The action will likely provide relief to school leaders around the country. Schools are held accountable for their standardized test scores based on state systems designed through the federal education law, the Every Student Succeeds Act. However, in recent days, leaders have sounded the alarm on whether or not they would be able to accurately assess students after weeks, or even months, of school closures. Indeed, some schools have closed for the rest of the year, raising questions about how these tests would even be delivered.
“Students need to be focused on staying healthy and continuing to learn. Teachers need to be able to focus on remote learning and other adaptations. Neither students nor teachers need to be focused on high-stakes tests during this difficult time,” said a statement from U.S. Secretary of Education Betsy DeVos. “Students are simply too unlikely to be able to perform their best in this environment.”
The action represents a step forward, after last week, the Department released guidance indicating that it would consider granting states waivers from standardized tests, while noting that standardized tests could still provide useful information. In the latest statement, the Department said states still had to apply for such a one-year waiver, but it had “dramatically streamlined” the application process.
Education leaders have applauded the move. Many states had already applied for the waivers, and some states had already announced that they would not be testing regardless.
“In these unprecedented times, states need flexibility as they prioritize the health and safety of all students, teachers, staff and families,” said a statement from Carissa Moffat Miller, executive director The Council of Chief State School Officers. “State chiefs strongly believe in the importance of assessments and accountability but now is the time to focus first on the safety and well-being of all students as educators assist them in weathering and recovering from this national emergency.”
Yesterday, The School Superintendents Association called on Congress to support such waivers.
“With more than three-quarters of our states issuing statewide school closures — closures that are increasingly likely to last the remainder of the school year — it is clear there will be an impact on our ability to comply with assessment and accountability requirements,” said a letter sent to key lawmakers from the organization.
Trump addressed the issue at a press conference on Friday.
“I think probably a lot of the students will be extremely happy,” President Trump said. “Some probably not. The ones who work hard, probably not.”
The move comes after education leaders have expressed confusion over federal guidance on school closures. The Center for Disease Control advised against gatherings of more than 50 people, but said such guidance did not apply to schools. Trump has warned against groups of more than 10.

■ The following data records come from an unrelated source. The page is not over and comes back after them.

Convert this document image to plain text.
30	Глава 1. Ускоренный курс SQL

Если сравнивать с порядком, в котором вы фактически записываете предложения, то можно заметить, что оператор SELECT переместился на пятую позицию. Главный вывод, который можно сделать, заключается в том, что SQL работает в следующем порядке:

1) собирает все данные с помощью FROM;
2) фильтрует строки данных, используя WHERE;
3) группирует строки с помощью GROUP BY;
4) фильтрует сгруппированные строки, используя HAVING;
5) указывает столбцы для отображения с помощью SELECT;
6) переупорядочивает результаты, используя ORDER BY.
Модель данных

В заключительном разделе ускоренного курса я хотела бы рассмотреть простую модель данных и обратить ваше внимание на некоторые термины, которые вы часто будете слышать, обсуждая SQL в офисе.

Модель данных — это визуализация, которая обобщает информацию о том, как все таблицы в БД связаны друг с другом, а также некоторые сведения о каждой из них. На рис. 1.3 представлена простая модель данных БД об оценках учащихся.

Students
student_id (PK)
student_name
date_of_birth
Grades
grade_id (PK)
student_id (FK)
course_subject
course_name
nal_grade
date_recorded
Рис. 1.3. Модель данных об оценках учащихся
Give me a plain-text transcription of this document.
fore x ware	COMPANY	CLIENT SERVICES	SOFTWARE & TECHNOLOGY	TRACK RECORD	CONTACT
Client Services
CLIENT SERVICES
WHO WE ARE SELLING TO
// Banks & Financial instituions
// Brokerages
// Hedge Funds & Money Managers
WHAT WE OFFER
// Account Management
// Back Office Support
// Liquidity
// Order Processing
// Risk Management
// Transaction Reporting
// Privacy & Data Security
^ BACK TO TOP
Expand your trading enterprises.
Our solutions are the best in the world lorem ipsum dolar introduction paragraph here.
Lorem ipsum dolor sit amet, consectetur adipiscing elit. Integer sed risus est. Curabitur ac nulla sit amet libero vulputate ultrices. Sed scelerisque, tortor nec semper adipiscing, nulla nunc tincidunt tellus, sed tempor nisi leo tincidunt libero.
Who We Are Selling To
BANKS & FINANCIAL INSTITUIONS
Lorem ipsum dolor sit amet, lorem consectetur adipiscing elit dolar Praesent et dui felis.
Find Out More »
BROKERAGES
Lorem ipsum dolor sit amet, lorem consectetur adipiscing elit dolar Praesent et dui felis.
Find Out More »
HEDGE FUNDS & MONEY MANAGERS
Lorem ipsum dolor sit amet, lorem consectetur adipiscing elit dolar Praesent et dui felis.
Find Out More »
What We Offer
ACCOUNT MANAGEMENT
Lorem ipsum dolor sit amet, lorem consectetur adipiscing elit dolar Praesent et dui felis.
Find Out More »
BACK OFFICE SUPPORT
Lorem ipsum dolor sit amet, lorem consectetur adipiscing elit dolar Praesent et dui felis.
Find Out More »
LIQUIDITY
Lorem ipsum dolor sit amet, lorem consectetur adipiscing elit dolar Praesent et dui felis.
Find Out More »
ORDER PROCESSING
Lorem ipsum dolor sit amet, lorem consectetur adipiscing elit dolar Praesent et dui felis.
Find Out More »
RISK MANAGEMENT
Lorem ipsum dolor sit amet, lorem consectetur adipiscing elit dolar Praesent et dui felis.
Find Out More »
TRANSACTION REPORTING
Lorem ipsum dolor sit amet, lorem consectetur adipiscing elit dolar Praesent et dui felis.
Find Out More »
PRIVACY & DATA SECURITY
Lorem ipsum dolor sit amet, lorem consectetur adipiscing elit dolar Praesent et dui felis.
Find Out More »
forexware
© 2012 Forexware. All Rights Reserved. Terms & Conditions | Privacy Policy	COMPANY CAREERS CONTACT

“School system leaders are rightfully asking, ‘Why are the numbers different, why do the numbers not apply to schools, and what does this really mean for schools?’” read a statement from executive director of The School Superintendents Association, Daniel A. Domenech, released earlier this week.
Meanwhile, without clear guidance, a vast majority of schools have shut down. As of Friday, at least 114,000 U.S. public and private schools had shuttered in an effort to combat coronavirus, impacting over 52 million students, according to EdWeek.